1. End-to-End Design
2. Nonexclusionary Business Practice
3. Content Nondiscrimination

You can read more about what Ed means on his post.

I’ve been developing a taxonomy of issues that interact with and are bound with Network Neutrality. So far there are six items:

  • Scarcity Management - the idea that network elements are scarce and expensive and need managing by their operator.
  • Business Model Preservation - the idea that if networks are completely stupid and just deliver the bits, they’re a commodity that one can’t make money running. This is also tied to the idea that telcos and cablecos think of themselves as sellers of end-user applications rather than conduits to other providers’ apps.
  • Non-Standard Handling of Data - the idea that a provider of Internet connectivity has the power to handle sets of bits differently based on criteria that are not specified in public standards. Non-standard handling includes pricing plans that require charging differentially for such non-standard handling.
  • Innovation Suppression - non-standard handling of data presents a barrier to new apps—they might not work everywhere.
  • Gathering Personal Information - the idea of adding value to a commodity connection by figuring out what the person at the end of the connection values. The gathering itself doesn’t necessarily change how the data move through the network, but Andrew Odlyzko pointed out in 2003 that this practice provides a compelling commercial impetus to handling bits in non-standard ways.
  • Free Speech - non-standard handling of data may exist for reasons other than business. Making less money may not be the only thing a provider dislikes.

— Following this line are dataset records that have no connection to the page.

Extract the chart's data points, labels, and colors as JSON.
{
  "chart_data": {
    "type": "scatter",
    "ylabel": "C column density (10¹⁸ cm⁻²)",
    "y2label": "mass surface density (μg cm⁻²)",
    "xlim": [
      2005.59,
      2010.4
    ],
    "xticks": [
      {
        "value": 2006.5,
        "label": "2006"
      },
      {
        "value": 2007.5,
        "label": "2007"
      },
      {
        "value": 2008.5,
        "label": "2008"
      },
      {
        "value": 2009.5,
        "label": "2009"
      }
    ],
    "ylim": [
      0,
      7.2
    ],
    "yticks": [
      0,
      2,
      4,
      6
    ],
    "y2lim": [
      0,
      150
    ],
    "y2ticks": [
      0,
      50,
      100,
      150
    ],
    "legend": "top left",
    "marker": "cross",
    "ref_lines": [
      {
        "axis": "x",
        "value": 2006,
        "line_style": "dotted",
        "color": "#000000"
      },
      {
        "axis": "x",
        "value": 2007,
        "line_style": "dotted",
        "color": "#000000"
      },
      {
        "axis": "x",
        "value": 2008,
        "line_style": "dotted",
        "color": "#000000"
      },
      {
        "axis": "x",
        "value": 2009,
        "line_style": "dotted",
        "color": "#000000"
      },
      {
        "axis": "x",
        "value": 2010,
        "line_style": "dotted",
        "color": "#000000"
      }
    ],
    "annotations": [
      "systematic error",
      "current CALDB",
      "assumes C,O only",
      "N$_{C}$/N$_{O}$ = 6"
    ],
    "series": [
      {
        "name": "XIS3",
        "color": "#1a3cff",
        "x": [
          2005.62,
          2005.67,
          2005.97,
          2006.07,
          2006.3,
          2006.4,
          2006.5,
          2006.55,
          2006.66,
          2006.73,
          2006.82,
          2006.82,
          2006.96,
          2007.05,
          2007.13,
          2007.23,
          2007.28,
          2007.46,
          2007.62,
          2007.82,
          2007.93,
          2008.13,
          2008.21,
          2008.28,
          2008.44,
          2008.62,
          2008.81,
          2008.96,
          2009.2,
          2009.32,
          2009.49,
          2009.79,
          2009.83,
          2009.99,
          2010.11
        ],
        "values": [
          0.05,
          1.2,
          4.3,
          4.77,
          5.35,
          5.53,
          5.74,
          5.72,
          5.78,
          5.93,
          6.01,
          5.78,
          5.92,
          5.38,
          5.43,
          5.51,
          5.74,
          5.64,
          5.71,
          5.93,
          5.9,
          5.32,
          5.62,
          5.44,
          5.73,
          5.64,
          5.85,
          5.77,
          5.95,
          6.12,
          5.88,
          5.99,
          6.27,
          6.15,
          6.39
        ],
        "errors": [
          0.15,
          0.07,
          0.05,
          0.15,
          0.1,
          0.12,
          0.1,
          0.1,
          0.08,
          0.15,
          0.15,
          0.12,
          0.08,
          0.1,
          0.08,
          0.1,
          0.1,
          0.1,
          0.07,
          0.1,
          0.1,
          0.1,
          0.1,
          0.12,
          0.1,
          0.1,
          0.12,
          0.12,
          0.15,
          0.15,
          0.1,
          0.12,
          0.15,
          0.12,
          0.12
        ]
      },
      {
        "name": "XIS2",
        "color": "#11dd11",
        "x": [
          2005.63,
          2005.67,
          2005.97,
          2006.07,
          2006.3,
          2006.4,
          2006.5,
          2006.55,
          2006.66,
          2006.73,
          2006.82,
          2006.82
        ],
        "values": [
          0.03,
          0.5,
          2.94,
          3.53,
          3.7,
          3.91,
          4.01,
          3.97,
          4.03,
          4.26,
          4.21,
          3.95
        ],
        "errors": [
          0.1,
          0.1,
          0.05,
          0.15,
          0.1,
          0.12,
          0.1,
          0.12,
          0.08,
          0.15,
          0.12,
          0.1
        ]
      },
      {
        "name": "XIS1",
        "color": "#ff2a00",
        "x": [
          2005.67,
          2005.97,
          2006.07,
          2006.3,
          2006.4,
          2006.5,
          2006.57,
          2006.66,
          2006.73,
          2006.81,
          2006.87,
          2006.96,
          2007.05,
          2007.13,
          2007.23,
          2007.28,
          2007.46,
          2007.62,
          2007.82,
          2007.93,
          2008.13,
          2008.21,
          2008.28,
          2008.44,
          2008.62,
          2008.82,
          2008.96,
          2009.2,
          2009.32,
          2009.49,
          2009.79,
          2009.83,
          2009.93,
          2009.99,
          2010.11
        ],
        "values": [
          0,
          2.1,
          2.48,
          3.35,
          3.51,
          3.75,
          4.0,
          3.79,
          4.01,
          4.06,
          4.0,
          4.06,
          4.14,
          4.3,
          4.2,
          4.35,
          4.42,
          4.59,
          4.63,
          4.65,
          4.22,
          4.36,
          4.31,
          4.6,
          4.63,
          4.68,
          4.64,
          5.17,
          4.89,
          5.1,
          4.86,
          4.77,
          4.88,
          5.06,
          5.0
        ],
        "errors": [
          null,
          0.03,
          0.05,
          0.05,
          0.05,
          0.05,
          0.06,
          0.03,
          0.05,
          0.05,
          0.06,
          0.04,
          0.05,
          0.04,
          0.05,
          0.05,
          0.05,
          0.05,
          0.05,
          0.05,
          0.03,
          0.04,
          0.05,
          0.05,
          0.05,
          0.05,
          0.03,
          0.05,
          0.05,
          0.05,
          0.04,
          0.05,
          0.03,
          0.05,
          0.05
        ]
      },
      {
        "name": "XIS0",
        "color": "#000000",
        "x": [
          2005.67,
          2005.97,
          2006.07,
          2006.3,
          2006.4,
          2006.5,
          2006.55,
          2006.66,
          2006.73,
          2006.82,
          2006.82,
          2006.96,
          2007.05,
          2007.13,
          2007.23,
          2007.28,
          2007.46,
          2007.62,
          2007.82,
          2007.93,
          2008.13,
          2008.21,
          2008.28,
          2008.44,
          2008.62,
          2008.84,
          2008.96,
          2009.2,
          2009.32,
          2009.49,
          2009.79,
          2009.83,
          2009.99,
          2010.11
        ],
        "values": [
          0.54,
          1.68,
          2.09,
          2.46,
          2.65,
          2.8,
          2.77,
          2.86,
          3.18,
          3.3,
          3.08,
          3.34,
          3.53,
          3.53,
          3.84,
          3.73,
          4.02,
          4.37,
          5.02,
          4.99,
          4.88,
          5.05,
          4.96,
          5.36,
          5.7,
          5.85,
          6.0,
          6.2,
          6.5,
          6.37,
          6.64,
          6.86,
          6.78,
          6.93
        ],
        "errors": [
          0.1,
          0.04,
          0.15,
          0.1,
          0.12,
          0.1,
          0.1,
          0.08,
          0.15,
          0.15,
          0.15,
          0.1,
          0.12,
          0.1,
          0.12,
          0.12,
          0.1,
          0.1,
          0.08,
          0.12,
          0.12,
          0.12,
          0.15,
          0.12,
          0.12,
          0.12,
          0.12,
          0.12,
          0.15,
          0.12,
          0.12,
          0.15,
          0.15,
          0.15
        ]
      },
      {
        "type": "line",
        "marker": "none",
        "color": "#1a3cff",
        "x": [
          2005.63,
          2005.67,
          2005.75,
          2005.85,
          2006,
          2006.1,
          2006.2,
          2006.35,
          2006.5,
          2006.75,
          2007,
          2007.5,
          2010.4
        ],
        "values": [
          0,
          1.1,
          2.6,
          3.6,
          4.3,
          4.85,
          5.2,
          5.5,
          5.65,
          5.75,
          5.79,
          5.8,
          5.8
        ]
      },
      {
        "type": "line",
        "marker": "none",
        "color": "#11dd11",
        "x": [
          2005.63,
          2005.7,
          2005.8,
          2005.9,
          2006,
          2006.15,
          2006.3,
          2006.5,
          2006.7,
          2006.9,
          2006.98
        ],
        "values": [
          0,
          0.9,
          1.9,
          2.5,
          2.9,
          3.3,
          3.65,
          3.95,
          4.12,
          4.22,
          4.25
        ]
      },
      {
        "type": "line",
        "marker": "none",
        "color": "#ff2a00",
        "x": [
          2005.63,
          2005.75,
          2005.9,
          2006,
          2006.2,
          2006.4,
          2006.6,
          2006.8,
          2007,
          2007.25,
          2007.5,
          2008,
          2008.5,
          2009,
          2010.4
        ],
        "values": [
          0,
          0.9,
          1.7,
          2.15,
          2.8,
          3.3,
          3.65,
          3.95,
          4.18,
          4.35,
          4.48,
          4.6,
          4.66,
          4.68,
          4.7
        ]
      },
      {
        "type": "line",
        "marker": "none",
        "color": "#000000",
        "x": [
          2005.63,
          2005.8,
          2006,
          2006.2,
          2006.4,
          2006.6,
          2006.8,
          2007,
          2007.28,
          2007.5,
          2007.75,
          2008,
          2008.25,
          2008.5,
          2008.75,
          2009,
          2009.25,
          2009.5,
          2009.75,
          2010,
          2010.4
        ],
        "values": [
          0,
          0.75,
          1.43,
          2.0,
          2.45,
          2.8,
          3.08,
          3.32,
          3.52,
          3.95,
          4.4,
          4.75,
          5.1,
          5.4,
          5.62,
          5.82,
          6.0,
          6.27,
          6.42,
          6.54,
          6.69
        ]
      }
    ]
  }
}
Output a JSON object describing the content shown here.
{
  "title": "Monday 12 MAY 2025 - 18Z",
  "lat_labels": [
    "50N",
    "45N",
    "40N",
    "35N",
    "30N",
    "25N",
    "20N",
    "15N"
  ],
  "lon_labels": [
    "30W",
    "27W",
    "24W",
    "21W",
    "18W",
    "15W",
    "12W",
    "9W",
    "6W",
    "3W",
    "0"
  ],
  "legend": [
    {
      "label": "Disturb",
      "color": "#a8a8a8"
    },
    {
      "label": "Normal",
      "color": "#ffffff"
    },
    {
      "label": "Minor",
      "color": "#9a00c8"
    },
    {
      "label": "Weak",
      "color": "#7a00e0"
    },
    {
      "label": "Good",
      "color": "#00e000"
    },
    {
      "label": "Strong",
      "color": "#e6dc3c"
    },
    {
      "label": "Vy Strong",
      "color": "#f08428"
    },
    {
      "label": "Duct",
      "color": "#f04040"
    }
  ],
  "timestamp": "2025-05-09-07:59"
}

When I sat down to write this, I had hoped for a simple, straightforward mapping between Ed’s taxonomy and mine. Unfortunately, no. All three of Ed’s points—about engineering, economics and free speech—bear in different degrees on all six of my issues. But there’s one big plausible fourth point—about organizational culture—that’s arguably missing. The telephone companies and cable companies are institutions that see themselves as providers of applications, and much of the NN discussion is about adopting the network architecture to this central cultural perception. Put in pro-neutrality language like Ed’s other three, it’d be something like Layered Functionality.